The system uses a microphone attached near the referee’s whistle. A beltpack on their waist transmits a clock-stopping radio signal at the whistle and one to restart it when the referee presses the button on the pack’s side. That signal goes to a base station at the scorers’ table to start and stop the clock.
That station has a manual control for a timekeeper, though only as a backstop.
”From the time (referees) blow the whistle – which is at the speed of light over to the scorer’s table, again we’re using radio waves – once it hears the frequency of the whistle, it stops the clock,” said Costabile, who lives in North Carolina after a career of officiating high school, college and NBA games. ”It’s that fast.”
Costabile estimates it takes 0.6 to 0.8 seconds, sometimes longer, for a timekeeper to react to a whistle and manually stop the clock. And with roughly 60 to 80 whistles per game for fouls or out-of-bounds calls, those added seconds are invaluable at the end of games when referees often turn to replay to adjust the clock.
And with college basketball fans around the country counting down the seconds at the Final Four this weekend in Minneapolis, officials will be counting on the system.
It wasn’t always that way. Costabile remembers when some skeptical leagues needed convincing when it came to adopting his then-new technology.
”Sure, they thought I was crazy,” Costabile said. ”And then all of a sudden, they finally started seeing that these problems in their game were really there, and they go, `Well maybe this thing will fix it.’ And it did.”
Kersey, a former official who used Precision Time for years, recalls Costabile bringing his invention to ACC officials for a demonstration. So impressed, Kersey left the room saying, ”Whoa.”
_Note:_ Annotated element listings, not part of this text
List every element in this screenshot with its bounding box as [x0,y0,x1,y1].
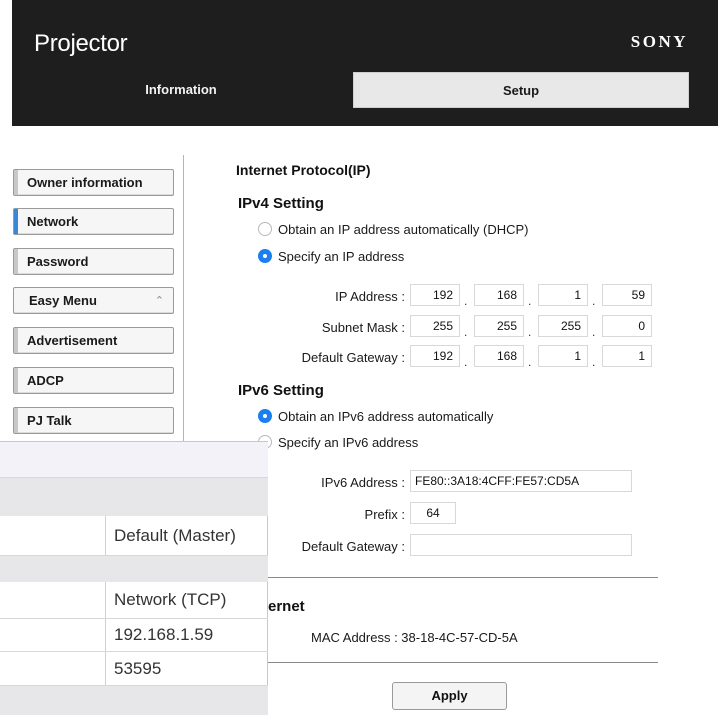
overlay-table-row: Default (Master) [0,516,268,556]
overlay-section-row [0,686,268,715]
mask-octet-1[interactable]: 255 [410,315,460,337]
ip-octet-3[interactable]: 1 [538,284,588,306]
gateway-octet-2[interactable]: 168 [474,345,524,367]
overlay-table-row: Network (TCP) [0,582,268,619]
sidebar-item-easy-menu[interactable]: Easy Menu ⌃ [13,287,174,314]
sidebar-item-marker [14,408,18,433]
radio-button[interactable] [258,249,272,263]
sidebar-item-marker [14,249,18,274]
prefix-field[interactable]: 64 [410,502,456,524]
sidebar-item-label: Owner information [27,175,143,190]
sidebar-item-label: PJ Talk [27,413,72,428]
ethernet-heading: ernet [268,598,305,615]
app-title: Projector [34,30,128,57]
radio-label: Obtain an IPv6 address automatically [278,409,494,424]
radio-button[interactable] [258,222,272,236]
tab-setup[interactable]: Setup [353,72,689,108]
radio-label: Obtain an IP address automatically (DHCP… [278,222,529,237]
default-gateway-label: Default Gateway : [301,350,405,365]
gateway-octet-1[interactable]: 192 [410,345,460,367]
octet-separator: . [592,325,596,339]
overlay-info-panel: Default (Master) Network (TCP) 192.168.1… [0,441,268,715]
subnet-mask-label: Subnet Mask : [321,320,405,335]
octet-separator: . [464,355,468,369]
mask-octet-3[interactable]: 255 [538,315,588,337]
sidebar-item-network[interactable]: Network [13,208,174,235]
apply-button[interactable]: Apply [392,682,507,710]
ip-octet-2[interactable]: 168 [474,284,524,306]
overlay-table-row: 192.168.1.59 [0,619,268,652]
sidebar-item-label: Password [27,254,89,269]
overlay-value-cell: Network (TCP) [105,582,226,618]
octet-separator: . [592,355,596,369]
octet-separator: . [464,294,468,308]
sidebar-item-pj-talk[interactable]: PJ Talk [13,407,174,434]
octet-separator: . [528,325,532,339]
overlay-titlebar [0,442,268,478]
sidebar-item-marker [14,368,18,393]
octet-separator: . [528,294,532,308]
radio-label: Specify an IPv6 address [278,435,419,450]
ipv6-default-gateway-label: Default Gateway : [301,539,405,554]
sidebar-item-password[interactable]: Password [13,248,174,275]
overlay-value-cell: Default (Master) [105,516,236,555]
section-divider [236,662,658,663]
octet-separator: . [528,355,532,369]
tab-information[interactable]: Information [12,72,350,108]
sidebar-item-marker [14,209,18,234]
sidebar-item-label: ADCP [27,373,64,388]
chevron-double-up-icon: ⌃ [154,295,164,307]
gateway-octet-4[interactable]: 1 [602,345,652,367]
overlay-section-row [0,478,268,516]
sidebar-item-marker [14,328,18,353]
sidebar-divider [183,155,184,445]
overlay-value-cell: 192.168.1.59 [105,619,213,651]
overlay-section-row [0,556,268,582]
octet-separator: . [464,325,468,339]
mac-address-text: MAC Address : 38-18-4C-57-CD-5A [311,630,518,645]
ipv4-heading: IPv4 Setting [238,195,324,212]
sidebar-item-owner-information[interactable]: Owner information [13,169,174,196]
radio-label: Specify an IP address [278,249,405,264]
gateway-octet-3[interactable]: 1 [538,345,588,367]
app-header: Projector SONY Information Setup [12,0,718,126]
radio-button[interactable] [258,409,272,423]
sidebar-item-adcp[interactable]: ADCP [13,367,174,394]
mask-octet-4[interactable]: 0 [602,315,652,337]
sidebar-item-marker [14,170,18,195]
octet-separator: . [592,294,596,308]
ip-octet-1[interactable]: 192 [410,284,460,306]
brand-logo: SONY [630,32,688,51]
overlay-value-cell: 53595 [105,652,161,685]
section-title: Internet Protocol(IP) [236,162,371,178]
ipv6-gateway-field[interactable] [410,534,632,556]
ip-address-label: IP Address : [335,289,405,304]
ipv6-address-field[interactable]: FE80::3A18:4CFF:FE57:CD5A [410,470,632,492]
sidebar-item-label: Easy Menu [29,293,97,308]
sidebar-item-label: Network [27,214,79,229]
ipv6-heading: IPv6 Setting [238,382,324,399]
ip-octet-4[interactable]: 59 [602,284,652,306]
prefix-label: Prefix : [364,507,405,522]
sidebar-item-advertisement[interactable]: Advertisement [13,327,174,354]
section-divider [236,577,658,578]
overlay-table-row: 53595 [0,652,268,686]
sidebar-item-label: Advertisement [27,333,118,348]
ipv6-address-label: IPv6 Address : [321,475,405,490]
mask-octet-2[interactable]: 255 [474,315,524,337]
”One of the things that we stress in all of our meetings and all of our memos and training videos is clock awareness, so this does give them that,” Kersey said. ”Because we want them to start it on every live ball, so it makes them hit the button and look at the clock to see that it has started.
”Same thing, we want them to blow the whistle and notice the clock. We want them to know the difference in the game clock and the shot clock. … So it makes them better at being clock aware of the whole game.”
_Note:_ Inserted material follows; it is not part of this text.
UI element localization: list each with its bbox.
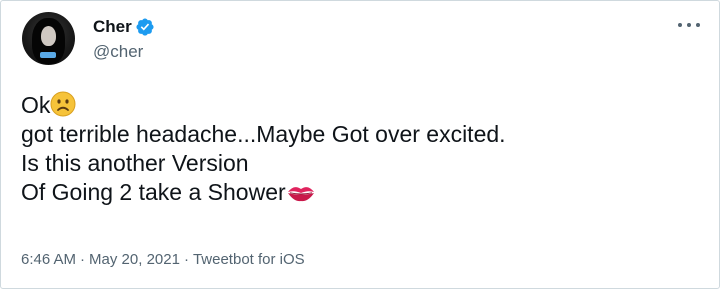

The system isn’t designed to take the human element out of officiating, it just ensures refs are taking full advantage of the technology.
”The only human reaction time we have now is coming from the official,” Costabile said, ”because they have to visually see the play and then react and call a foul.
”When the referee blows the whistle, the clock stops, on the whistle. And that’s what they want, especially when the game’s tight,” Costabile added. ”You want to have that clock stopping, because the team that’s fouling (late) wants the time to give them the opportunity to score.”